Proposal Report - Checklists and LLM prompts for efficient and effective test creation in data analysis

by John Shiu, Orix Au Yeung, Tony Shum, Yingzi Jin

Executive Summary

The rapid growth of global artificial intelligence (AI) markets presents opportunities and challenges. While AI systems have the potential to impact various aspects of human life, ensuring their software quality remains a significant concern. Current testing strategies for machine learning (ML) systems lack standardization and comprehensiveness, which poses risks to stakeholders, such as financial losses and safety hazards.

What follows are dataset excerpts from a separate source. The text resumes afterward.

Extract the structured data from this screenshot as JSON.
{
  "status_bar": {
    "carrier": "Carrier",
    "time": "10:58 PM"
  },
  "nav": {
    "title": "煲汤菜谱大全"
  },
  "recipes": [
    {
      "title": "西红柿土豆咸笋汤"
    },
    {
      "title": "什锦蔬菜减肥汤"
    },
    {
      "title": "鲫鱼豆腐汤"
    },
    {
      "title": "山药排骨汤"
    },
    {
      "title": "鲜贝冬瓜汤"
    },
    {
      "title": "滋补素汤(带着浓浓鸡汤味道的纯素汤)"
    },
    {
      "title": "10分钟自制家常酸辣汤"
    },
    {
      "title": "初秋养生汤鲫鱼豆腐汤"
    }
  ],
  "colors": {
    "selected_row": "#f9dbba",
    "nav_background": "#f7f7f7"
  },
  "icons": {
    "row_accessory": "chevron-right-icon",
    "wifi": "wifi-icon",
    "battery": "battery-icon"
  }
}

Our proposal addresses this challenge by developing a manually curated checklist which contains best practices and recommendations in testing ML systems. Additionally, an end-to-end application incorporating the checklist and Large Language Model (LLM) will be developed to analyze given ML system source codes and provide test completeness evaluation, missing test recommendations, and test function specification generation. Our proposed solution will enable users to systematically assess, improve, and include tests tailored to their ML systems through a combination of human expertise codified within the checklist and parametric memory from LLMs.

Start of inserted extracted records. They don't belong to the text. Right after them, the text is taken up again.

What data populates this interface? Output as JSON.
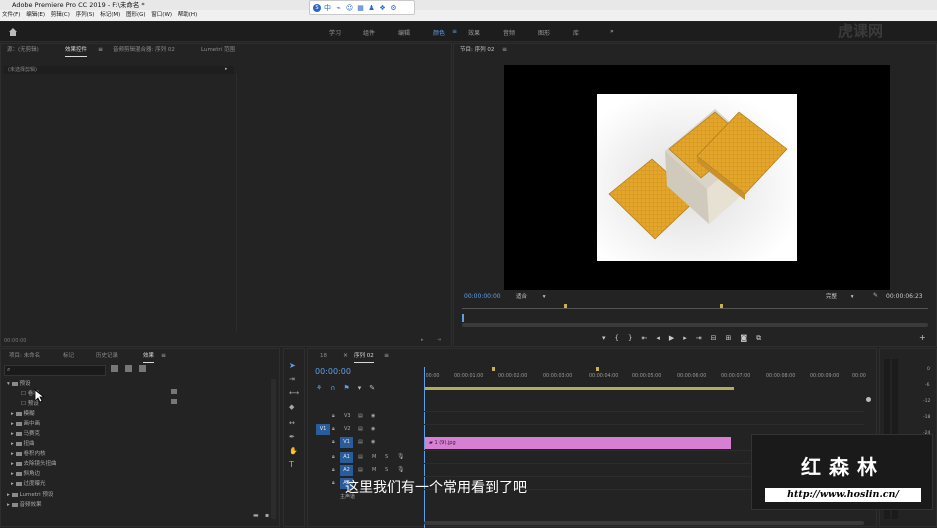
{
  "titlebar": {
    "title": "Adobe Premiere Pro CC 2019 - F:\\未命名 *"
  },
  "menu": [
    "文件(F)",
    "编辑(E)",
    "剪辑(C)",
    "序列(S)",
    "标记(M)",
    "图形(G)",
    "窗口(W)",
    "帮助(H)"
  ],
  "ime": [
    "中",
    "⌁",
    "☺",
    "▦",
    "♟",
    "❖",
    "⚙"
  ],
  "workspaces": [
    "学习",
    "组件",
    "编辑",
    "颜色",
    "效果",
    "音频",
    "图形",
    "库"
  ],
  "workspace_active": "颜色",
  "watermark": "虎课网",
  "source_panel": {
    "tabs": [
      "源：(无剪辑)",
      "效果控件",
      "音频剪辑混合器: 序列 02",
      "Lumetri 范围"
    ],
    "no_clip": "(未选择剪辑)",
    "timecode": "00:00:00"
  },
  "program_panel": {
    "title": "节目: 序列 02",
    "timecode": "00:00:00:00",
    "fit": "适合",
    "quality": "完整",
    "duration": "00:00:06:23"
  },
  "project_panel": {
    "tabs": [
      "项目: 未命名",
      "标记",
      "历史记录",
      "效果"
    ],
    "active_tab": "效果",
    "tree": [
      "预设",
      "卷积",
      "预设",
      "模糊",
      "画中画",
      "马赛克",
      "扭曲",
      "卷积内核",
      "去除镜头扭曲",
      "斜角边",
      "过度曝光",
      "Lumetri 预设",
      "音频效果"
    ]
  },
  "timeline": {
    "tab_close": "18",
    "sequence": "序列 02",
    "timecode": "00:00:00",
    "ruler": [
      ":00:00",
      "00:00:01:00",
      "00:00:02:00",
      "00:00:03:00",
      "00:00:04:00",
      "00:00:05:00",
      "00:00:06:00",
      "00:00:07:00",
      "00:00:08:00",
      "00:00:09:00",
      "00:00"
    ],
    "video_tracks": [
      "V3",
      "V2",
      "V1"
    ],
    "audio_tracks": [
      "A1",
      "A2",
      "A3"
    ],
    "mute": "M",
    "solo": "S",
    "clip_label": "1 (9).jpg",
    "master": "主声道",
    "source_patch": "V1"
  },
  "meter": {
    "values": [
      "0",
      "-6",
      "-12",
      "-18",
      "-24"
    ]
  },
  "subtitle": "这里我们有一个常用看到了吧",
  "brand": {
    "name": "红森林",
    "url": "http://www.hoslin.cn/"
  },
  "colors": {
    "accent": "#5f9fe8",
    "clip": "#d77fd3"
  }
}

In the following weeks, we will develop and refine our product through a swift and efficient iterative development approach, with the aim to deliver a rigorously tested and fully-documented system to our partners by the end of the project.

Introduction

Problem Statement

The global artificial intelligence (AI) market is growing exponentially (Grand-View-Research 2021), driven by its ability to autonomously make complex decisions impacting various aspects of human life, including financial transactions, autonomous transportation, and medical diagnosis.

However, ensuring the software quality of these systems remains a significant challenge (Openja et al. 2023). Specifically, the lack of a standardized and comprehensive approach to testing machine learning (ML) systems introduces potential risks to stakeholders. For example, inadequate quality assurance in ML systems can lead to severe consequences, such as substantial financial losses (Regidi 2019) and safety hazards.

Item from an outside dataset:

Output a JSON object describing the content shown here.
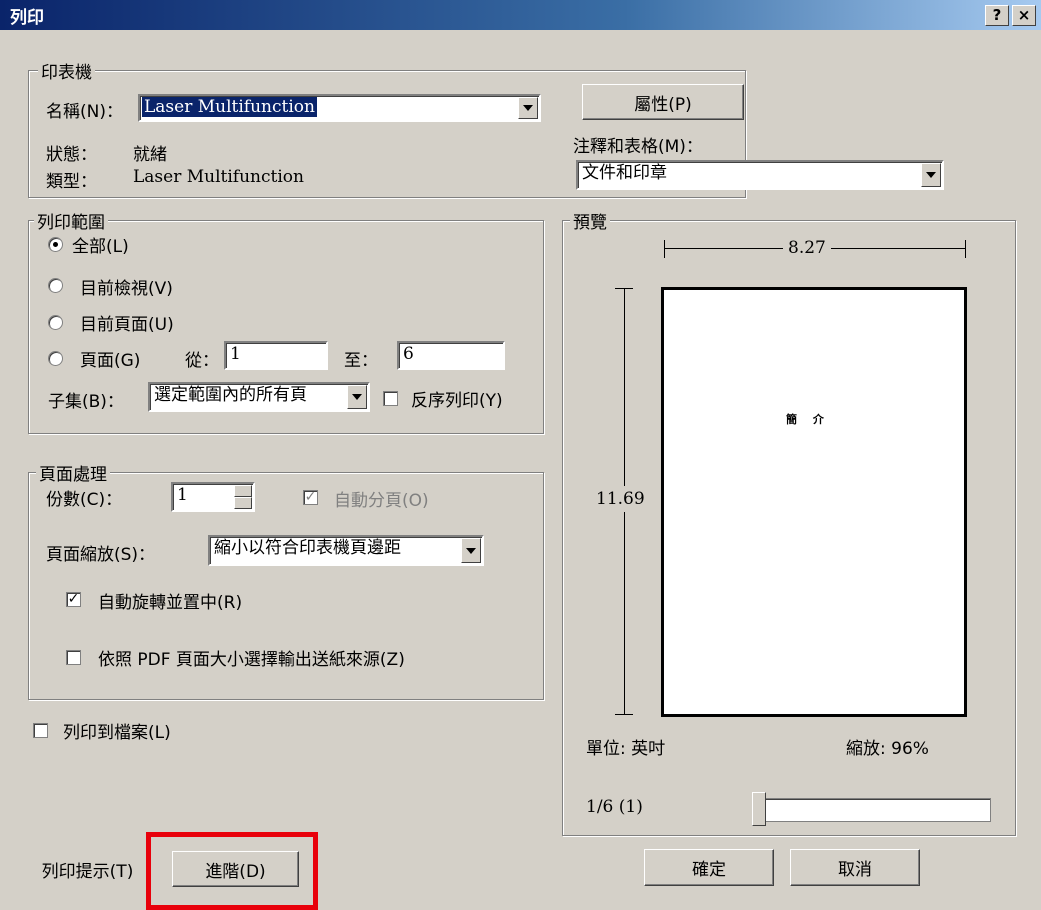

Therefore, defining and promoting an industry standard and establishing robust testing methodologies for these systems is crucial. But how?

Our Objectives

We propose to develop testing suites diagnostic tools based on Large Language Models (LLMs) and curate a checklist to facilitate comprehensive testing of ML systems with flexibility. Our goal is to enhance applied ML software’s trustworthiness, quality, and reproducibility across both the industry and academia (Kapoor and Narayanan 2022).

Our Product

Our solution offers an end-to-end application for evaluating and enhancing the robustness of users’ ML systems.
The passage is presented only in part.